I also created a private blog that can be read by no one but me. Sometimes you need to sound off just as you say w/out anyone scoping you out.

Good luck and enjoy!

Cheers
Unknown said…
I feel you on that OG. In middle school homeroom, we had to write in our journal every morning. Sometimes it was a topic, other times it was just whatever we wanted to write.

When I got to high school, I started writing my own thoughts down from time to time. Anything from what happened at the ball game, to who looked hot walking down the hall. LOL

I didn't really write much after high school until the last five years or so. And now the last three years I've been a blogging machine. Plus the last two years I've been writing for pay.

Strangely, I see my writing for pay as practice for my own personal writings. Hell, one day I wanna write a book. I've actually already written 2/3rds of the story on 360.

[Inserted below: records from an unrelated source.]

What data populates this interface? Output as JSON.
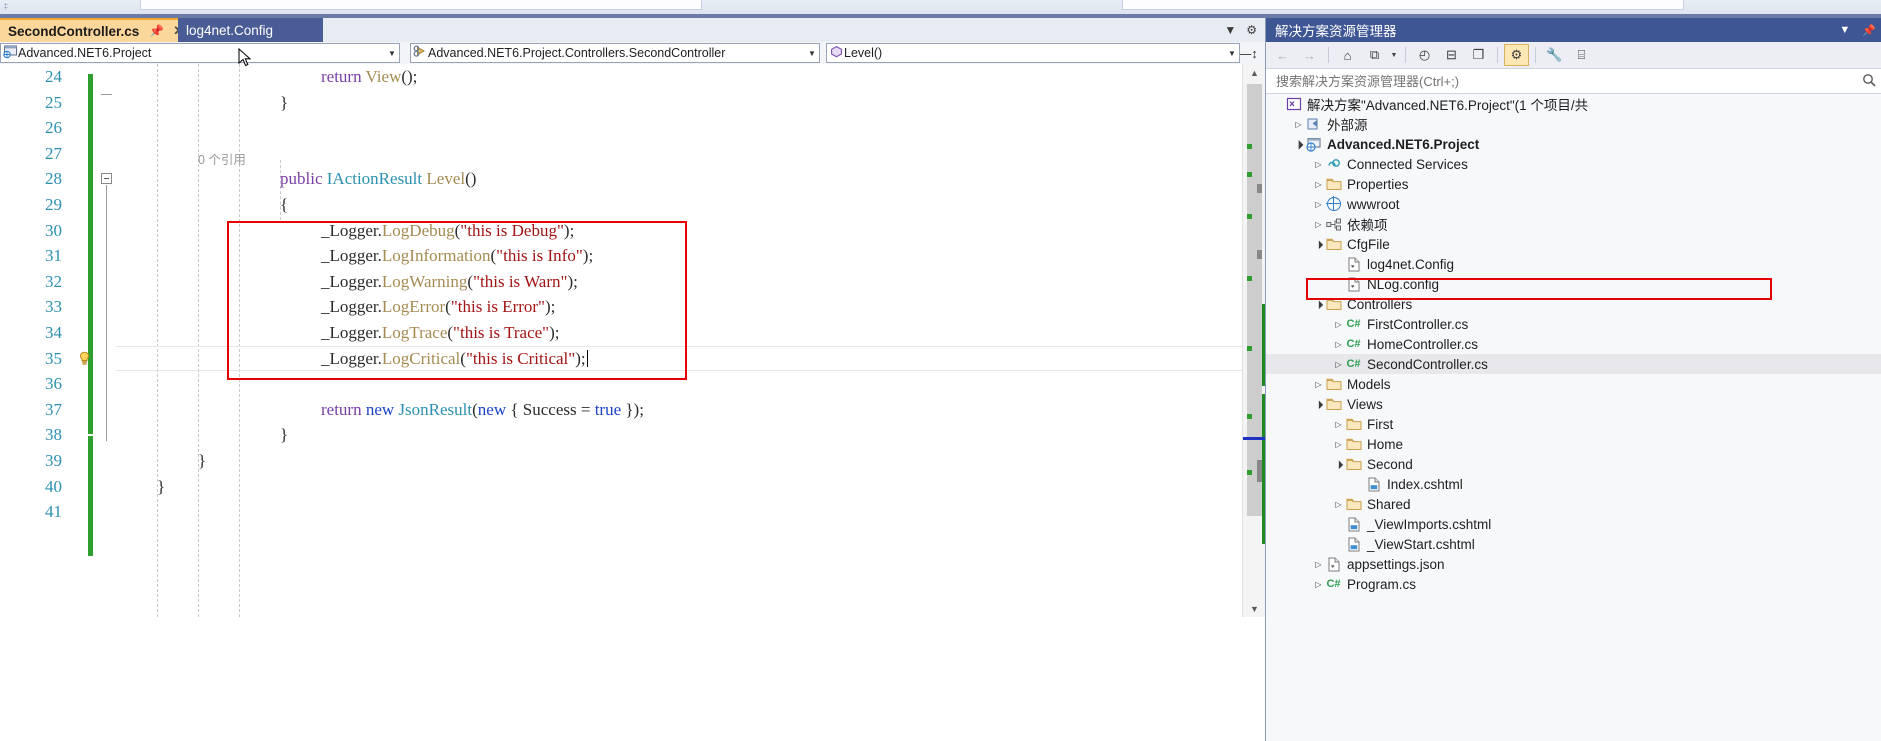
{
  "tabs": {
    "active": {
      "label": "SecondController.cs",
      "pin_icon": "pin-icon",
      "close_icon": "close-icon"
    },
    "inactive": {
      "label": "log4net.Config"
    },
    "right_icons": {
      "dropdown": "chevron-down-icon",
      "settings": "gear-icon"
    }
  },
  "navbar": {
    "project": {
      "value": "Advanced.NET6.Project",
      "icon": "project-icon"
    },
    "type": {
      "value": "Advanced.NET6.Project.Controllers.SecondController",
      "icon": "class-icon"
    },
    "member": {
      "value": "Level()",
      "icon": "method-icon"
    },
    "splitter_icon": "split-view-icon"
  },
  "editor": {
    "codelens": "0 个引用",
    "lines": [
      {
        "num": "24",
        "text": "return View();",
        "indent": 5,
        "kind": "return-view"
      },
      {
        "num": "25",
        "text": "}",
        "indent": 4,
        "kind": "brace"
      },
      {
        "num": "26",
        "text": "",
        "indent": 0,
        "kind": "blank"
      },
      {
        "num": "27",
        "text": "",
        "indent": 0,
        "kind": "blank"
      },
      {
        "num": "28",
        "text": "public IActionResult Level()",
        "indent": 4,
        "kind": "signature"
      },
      {
        "num": "29",
        "text": "{",
        "indent": 4,
        "kind": "brace"
      },
      {
        "num": "30",
        "text": "_Logger.LogDebug(\"this is Debug\");",
        "indent": 5,
        "kind": "log"
      },
      {
        "num": "31",
        "text": "_Logger.LogInformation(\"this is Info\");",
        "indent": 5,
        "kind": "log"
      },
      {
        "num": "32",
        "text": "_Logger.LogWarning(\"this is Warn\");",
        "indent": 5,
        "kind": "log"
      },
      {
        "num": "33",
        "text": "_Logger.LogError(\"this is Error\");",
        "indent": 5,
        "kind": "log"
      },
      {
        "num": "34",
        "text": "_Logger.LogTrace(\"this is Trace\");",
        "indent": 5,
        "kind": "log"
      },
      {
        "num": "35",
        "text": "_Logger.LogCritical(\"this is Critical\");",
        "indent": 5,
        "kind": "log-current"
      },
      {
        "num": "36",
        "text": "",
        "indent": 0,
        "kind": "blank"
      },
      {
        "num": "37",
        "text": "return new JsonResult(new { Success = true });",
        "indent": 5,
        "kind": "return-json"
      },
      {
        "num": "38",
        "text": "}",
        "indent": 4,
        "kind": "brace"
      },
      {
        "num": "39",
        "text": "}",
        "indent": 2,
        "kind": "brace"
      },
      {
        "num": "40",
        "text": "}",
        "indent": 1,
        "kind": "brace"
      },
      {
        "num": "41",
        "text": "",
        "indent": 0,
        "kind": "blank"
      }
    ],
    "code_tokens": {
      "line24": [
        {
          "t": "return",
          "c": "k"
        },
        {
          "t": " ",
          "c": "p"
        },
        {
          "t": "View",
          "c": "m"
        },
        {
          "t": "();",
          "c": "p"
        }
      ],
      "line28": [
        {
          "t": "public",
          "c": "k"
        },
        {
          "t": " ",
          "c": "p"
        },
        {
          "t": "IActionResult",
          "c": "t"
        },
        {
          "t": " ",
          "c": "p"
        },
        {
          "t": "Level",
          "c": "m"
        },
        {
          "t": "()",
          "c": "p"
        }
      ],
      "line37": [
        {
          "t": "return",
          "c": "k"
        },
        {
          "t": " ",
          "c": "p"
        },
        {
          "t": "new",
          "c": "kb"
        },
        {
          "t": " ",
          "c": "p"
        },
        {
          "t": "JsonResult",
          "c": "t"
        },
        {
          "t": "(",
          "c": "p"
        },
        {
          "t": "new",
          "c": "kb"
        },
        {
          "t": " { Success = ",
          "c": "p"
        },
        {
          "t": "true",
          "c": "kb"
        },
        {
          "t": " });",
          "c": "p"
        }
      ]
    },
    "log_calls": [
      {
        "obj": "_Logger.",
        "method": "LogDebug",
        "arg": "this is Debug"
      },
      {
        "obj": "_Logger.",
        "method": "LogInformation",
        "arg": "this is Info"
      },
      {
        "obj": "_Logger.",
        "method": "LogWarning",
        "arg": "this is Warn"
      },
      {
        "obj": "_Logger.",
        "method": "LogError",
        "arg": "this is Error"
      },
      {
        "obj": "_Logger.",
        "method": "LogTrace",
        "arg": "this is Trace"
      },
      {
        "obj": "_Logger.",
        "method": "LogCritical",
        "arg": "this is Critical"
      }
    ],
    "lightbulb_icon": "lightbulb-icon",
    "highlight_color": "#e60000"
  },
  "solution_explorer": {
    "title": "解决方案资源管理器",
    "title_icons": {
      "dropdown": "chevron-down-icon",
      "pin": "pin-icon"
    },
    "toolbar": [
      {
        "name": "back-icon",
        "glyph": "←",
        "state": "dim"
      },
      {
        "name": "forward-icon",
        "glyph": "→",
        "state": "dim"
      },
      {
        "name": "home-icon",
        "glyph": "⌂",
        "state": "normal"
      },
      {
        "name": "sync-with-active-document-icon",
        "glyph": "⧉",
        "state": "normal"
      },
      {
        "name": "pending-changes-icon",
        "glyph": "◴",
        "state": "normal"
      },
      {
        "name": "collapse-all-icon",
        "glyph": "⊟",
        "state": "normal"
      },
      {
        "name": "show-all-files-icon",
        "glyph": "❐",
        "state": "normal"
      },
      {
        "name": "view-switch-icon",
        "glyph": "⚙",
        "state": "selected"
      },
      {
        "name": "properties-icon",
        "glyph": "🔧",
        "state": "normal"
      },
      {
        "name": "preview-selected-items-icon",
        "glyph": "⌸",
        "state": "normal"
      }
    ],
    "search": {
      "placeholder": "搜索解决方案资源管理器(Ctrl+;)",
      "value": "",
      "icon": "search-icon"
    },
    "tree": [
      {
        "label": "解决方案\"Advanced.NET6.Project\"(1 个项目/共",
        "depth": 0,
        "expander": "none",
        "icon": "solution-icon",
        "bold": false,
        "selected": false
      },
      {
        "label": "外部源",
        "depth": 1,
        "expander": "collapsed",
        "icon": "external-sources-icon",
        "bold": false,
        "selected": false
      },
      {
        "label": "Advanced.NET6.Project",
        "depth": 1,
        "expander": "expanded",
        "icon": "web-project-icon",
        "bold": true,
        "selected": false
      },
      {
        "label": "Connected Services",
        "depth": 2,
        "expander": "collapsed",
        "icon": "connected-services-icon",
        "bold": false,
        "selected": false
      },
      {
        "label": "Properties",
        "depth": 2,
        "expander": "collapsed",
        "icon": "properties-folder-icon",
        "bold": false,
        "selected": false
      },
      {
        "label": "wwwroot",
        "depth": 2,
        "expander": "collapsed",
        "icon": "globe-icon",
        "bold": false,
        "selected": false
      },
      {
        "label": "依赖项",
        "depth": 2,
        "expander": "collapsed",
        "icon": "dependencies-icon",
        "bold": false,
        "selected": false
      },
      {
        "label": "CfgFile",
        "depth": 2,
        "expander": "expanded",
        "icon": "folder-icon",
        "bold": false,
        "selected": false
      },
      {
        "label": "log4net.Config",
        "depth": 3,
        "expander": "none",
        "icon": "config-file-icon",
        "bold": false,
        "selected": false
      },
      {
        "label": "NLog.config",
        "depth": 3,
        "expander": "none",
        "icon": "config-file-icon",
        "bold": false,
        "selected": false
      },
      {
        "label": "Controllers",
        "depth": 2,
        "expander": "expanded",
        "icon": "folder-icon",
        "bold": false,
        "selected": false
      },
      {
        "label": "FirstController.cs",
        "depth": 3,
        "expander": "collapsed",
        "icon": "csharp-file-icon",
        "bold": false,
        "selected": false
      },
      {
        "label": "HomeController.cs",
        "depth": 3,
        "expander": "collapsed",
        "icon": "csharp-file-icon",
        "bold": false,
        "selected": false
      },
      {
        "label": "SecondController.cs",
        "depth": 3,
        "expander": "collapsed",
        "icon": "csharp-file-icon",
        "bold": false,
        "selected": true
      },
      {
        "label": "Models",
        "depth": 2,
        "expander": "collapsed",
        "icon": "folder-icon",
        "bold": false,
        "selected": false
      },
      {
        "label": "Views",
        "depth": 2,
        "expander": "expanded",
        "icon": "folder-icon",
        "bold": false,
        "selected": false
      },
      {
        "label": "First",
        "depth": 3,
        "expander": "collapsed",
        "icon": "folder-icon",
        "bold": false,
        "selected": false
      },
      {
        "label": "Home",
        "depth": 3,
        "expander": "collapsed",
        "icon": "folder-icon",
        "bold": false,
        "selected": false
      },
      {
        "label": "Second",
        "depth": 3,
        "expander": "expanded",
        "icon": "folder-icon",
        "bold": false,
        "selected": false
      },
      {
        "label": "Index.cshtml",
        "depth": 4,
        "expander": "none",
        "icon": "cshtml-file-icon",
        "bold": false,
        "selected": false
      },
      {
        "label": "Shared",
        "depth": 3,
        "expander": "collapsed",
        "icon": "folder-icon",
        "bold": false,
        "selected": false
      },
      {
        "label": "_ViewImports.cshtml",
        "depth": 3,
        "expander": "none",
        "icon": "cshtml-file-icon",
        "bold": false,
        "selected": false
      },
      {
        "label": "_ViewStart.cshtml",
        "depth": 3,
        "expander": "none",
        "icon": "cshtml-file-icon",
        "bold": false,
        "selected": false
      },
      {
        "label": "appsettings.json",
        "depth": 2,
        "expander": "collapsed",
        "icon": "json-file-icon",
        "bold": false,
        "selected": false
      },
      {
        "label": "Program.cs",
        "depth": 2,
        "expander": "collapsed",
        "icon": "csharp-file-icon",
        "bold": false,
        "selected": false
      }
    ],
    "highlight_color": "#e60000"
  }
}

But anyway, I really enjoy reading your thoughts. You've probably been one of my biggest blogging inspirations. Do what you do, and you'll be just fine!
ive thought about this

i mean i have an actual pen and paper journal.

but the electronic way made my wrist hurt far less.

just as u said... the pen and paper allowed me to be alot more honest.

i may have to blow the dust off that boy.

one day

-1-
Sister Girl said…
Now you know that I'm a DIE HARD FAN of your incredibly fascinating world of OG !!!

If it wasn't for you, I would have left the blogging world 2 years back. But by the grace of God, he had a plan to put positive,sweet young lady in my path that would put a very intense,effective energy in what I know today. I was so overjoyed when I bumped into your blog that I knew then if you EVER stopped blogging, the world would be sorry for it !

You are my inspiration for the blogging that I do. There are CERTAINLY more things that happen in my days that you will NEVER see in cyberspace because there is such a thing called "nobody's business". If someone knows me one on one offline, you'll understand the person that I really am.

Love ya...make it do what you do !
Anonymous said…
Pen to paper, we always go back to the basics. I’ve stopped blogging for all to see for a while now. Not that I’m going through any one thing, it’s just that some stuff is meant for just me. I know you feel me.